Ce climat de confrontation s’est poursuivi avec des attaques contre des convois et des affrontements sporadiques. À Saint-Louis, une violente altercation a éclaté lors du passage d’une caravane de l’opposition, causant des dégâts matériels et des blessures. Des assaillants armés ont pillé des commerces, suscitant l’indignation générale. Les forces de l’ordre ont procédé à l’arrestation de 81 individus impliqués, qui seront jugés le 2 décembre.

Ces événements ont conduit à un renforcement des mesures de sécurité, incluant des contrôles stricts sur les itinéraires des caravanes et des fouilles pour désamorcer toute tentative d’escalade.

La campagne a été endeuillée par la disparition de plusieurs figures marquantes : Modou Tall et Serigne Mbacké Thiam, militants de PASTEF, sont décédés après un accident de convoi à Darou Nahim, laissant leurs camarades dans la douleur. Le décès de l’ancien ministre des Finances, Mouhammadou Moustapha Ba, a également marqué une pause dans la campagne. Plusieurs coalitions, dont « JÀMM AK NJARIÑ », ALSAR et l’inter-coalition « Takku Wallu », ont suspendu leurs activités pour lui rendre hommage.

Une campagne sous le prisme des controverses

Les propos tenus par certains candidats ont suscité des débats enflammés : Abass Fall, après avoir appelé ses militants à se munir d’armes, a dû s’excuser publiquement. De même, Ousmane Sonko, après l’attaque au marché de Sor à Saint-Louis, avec un discours musclé, a invité ses partisans à « se venger » des violences commises sur ses militants par des partisans de Barthélémy Dias, le maire de Dakar. Finalement, Ousmane Sonko a lancé un appel au calme et au dépassement. Ces déclarations ont alimenté une polémique sur la responsabilité des leaders dans la gestion des émotions de leurs partisans.

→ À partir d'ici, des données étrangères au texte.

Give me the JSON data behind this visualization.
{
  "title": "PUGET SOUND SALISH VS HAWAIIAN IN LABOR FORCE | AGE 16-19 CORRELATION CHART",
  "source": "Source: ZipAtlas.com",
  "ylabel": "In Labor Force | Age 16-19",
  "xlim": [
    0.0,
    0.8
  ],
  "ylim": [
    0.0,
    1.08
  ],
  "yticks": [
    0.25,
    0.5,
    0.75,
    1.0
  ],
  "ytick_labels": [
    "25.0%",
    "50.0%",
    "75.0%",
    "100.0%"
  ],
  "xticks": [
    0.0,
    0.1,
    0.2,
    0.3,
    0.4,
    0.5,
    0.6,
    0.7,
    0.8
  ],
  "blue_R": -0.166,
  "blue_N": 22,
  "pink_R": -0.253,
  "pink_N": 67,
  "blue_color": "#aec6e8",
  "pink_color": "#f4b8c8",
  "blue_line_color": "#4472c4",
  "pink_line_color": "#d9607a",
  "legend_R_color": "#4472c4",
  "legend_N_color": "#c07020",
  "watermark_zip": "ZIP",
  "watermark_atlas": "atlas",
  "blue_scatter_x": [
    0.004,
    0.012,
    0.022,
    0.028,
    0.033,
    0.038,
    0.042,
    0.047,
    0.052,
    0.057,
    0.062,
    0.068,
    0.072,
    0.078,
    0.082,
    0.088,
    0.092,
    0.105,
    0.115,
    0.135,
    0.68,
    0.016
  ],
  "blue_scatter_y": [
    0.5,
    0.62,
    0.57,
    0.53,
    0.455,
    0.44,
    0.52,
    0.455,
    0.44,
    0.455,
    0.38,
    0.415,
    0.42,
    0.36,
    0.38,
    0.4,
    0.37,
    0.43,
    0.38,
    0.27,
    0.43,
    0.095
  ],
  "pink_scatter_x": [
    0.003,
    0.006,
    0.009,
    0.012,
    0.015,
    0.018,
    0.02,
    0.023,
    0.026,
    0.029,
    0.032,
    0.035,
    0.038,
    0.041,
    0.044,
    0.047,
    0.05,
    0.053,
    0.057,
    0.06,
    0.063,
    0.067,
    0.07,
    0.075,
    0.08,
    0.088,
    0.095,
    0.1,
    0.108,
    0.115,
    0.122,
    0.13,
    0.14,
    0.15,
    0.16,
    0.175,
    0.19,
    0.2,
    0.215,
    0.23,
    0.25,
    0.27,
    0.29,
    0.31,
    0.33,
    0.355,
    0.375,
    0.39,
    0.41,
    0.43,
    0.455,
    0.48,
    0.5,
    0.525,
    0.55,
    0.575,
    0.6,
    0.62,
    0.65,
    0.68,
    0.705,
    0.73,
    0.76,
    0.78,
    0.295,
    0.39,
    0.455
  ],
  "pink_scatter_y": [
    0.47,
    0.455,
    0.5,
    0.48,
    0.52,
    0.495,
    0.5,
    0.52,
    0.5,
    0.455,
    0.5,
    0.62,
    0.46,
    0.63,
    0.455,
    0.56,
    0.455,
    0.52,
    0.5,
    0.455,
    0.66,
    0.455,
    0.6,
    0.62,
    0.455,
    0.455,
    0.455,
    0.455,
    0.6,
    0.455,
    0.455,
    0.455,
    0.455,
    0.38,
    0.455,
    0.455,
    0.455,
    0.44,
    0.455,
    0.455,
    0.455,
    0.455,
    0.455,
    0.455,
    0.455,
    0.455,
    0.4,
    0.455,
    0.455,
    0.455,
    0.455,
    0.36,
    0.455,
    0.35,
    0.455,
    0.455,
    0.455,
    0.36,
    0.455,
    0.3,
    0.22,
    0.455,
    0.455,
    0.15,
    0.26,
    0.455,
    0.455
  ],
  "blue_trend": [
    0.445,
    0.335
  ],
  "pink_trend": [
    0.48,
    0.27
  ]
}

Figures émergentes et surprises

Certains acteurs ont marqué les esprits et captivé l’attention du public :

Bougane Gueye Dany, leader de Gueum Sa Bopp, a démarré sa campagne en détention après une arrestation controversée. Relaxé par la justice, il a repris sa tournée, transformant cette épreuve en un symbole de lutte.

Pape Tahirou Sarr, tête de liste de la coalition Les Nationalistes « Jel Linu Moom », a choqué en ciblant les étrangers dans ses discours. En réponse, Ousmane Sonko a clarifié sa position, distinguant le patriotisme du nationalisme exacerbé, et plaidant pour un Sénégal ouvert et inclusif.

Ameth Diallo, tête de liste de la coalition « Gox Yu Bess », a également fait sensation pour sa première campagne. Porté par une équipe majoritairement composée de jeunes, il a su captiver les électeurs, en particulier ceux en quête de renouvellement politique, et a réalisé une percée notable.

Aliou Cissé, maire de Mabo et tête de liste départementale de la coalition « Farlu », est devenu une révélation après avoir été blessé au visage par un jet de pierre lors d’une cérémonie sportive. Son incident a propulsé sa popularité sur les réseaux sociaux.

Macky Sall : la campagne à distance

L’ancien président Macky Sall, tête de liste de « Takku Wallu Sénégal », a marqué cette campagne par sa présence virtuelle. Installé au Maroc, il a mené sa campagne via des appels et des messages sur les réseaux sociaux, suscitant des réactions mitigées.

Malgré les turbulences, la campagne électorale a témoigné d’un dynamisme démocratique intense. Avec 41 coalitions et listes en lice, les électeurs sont invités à faire un choix crucial pour l’avenir du pays. Dimanche, les urnes parleront et mettront un point final à cette période marquée par une effervescence rare dans l’histoire politique du Sénégal.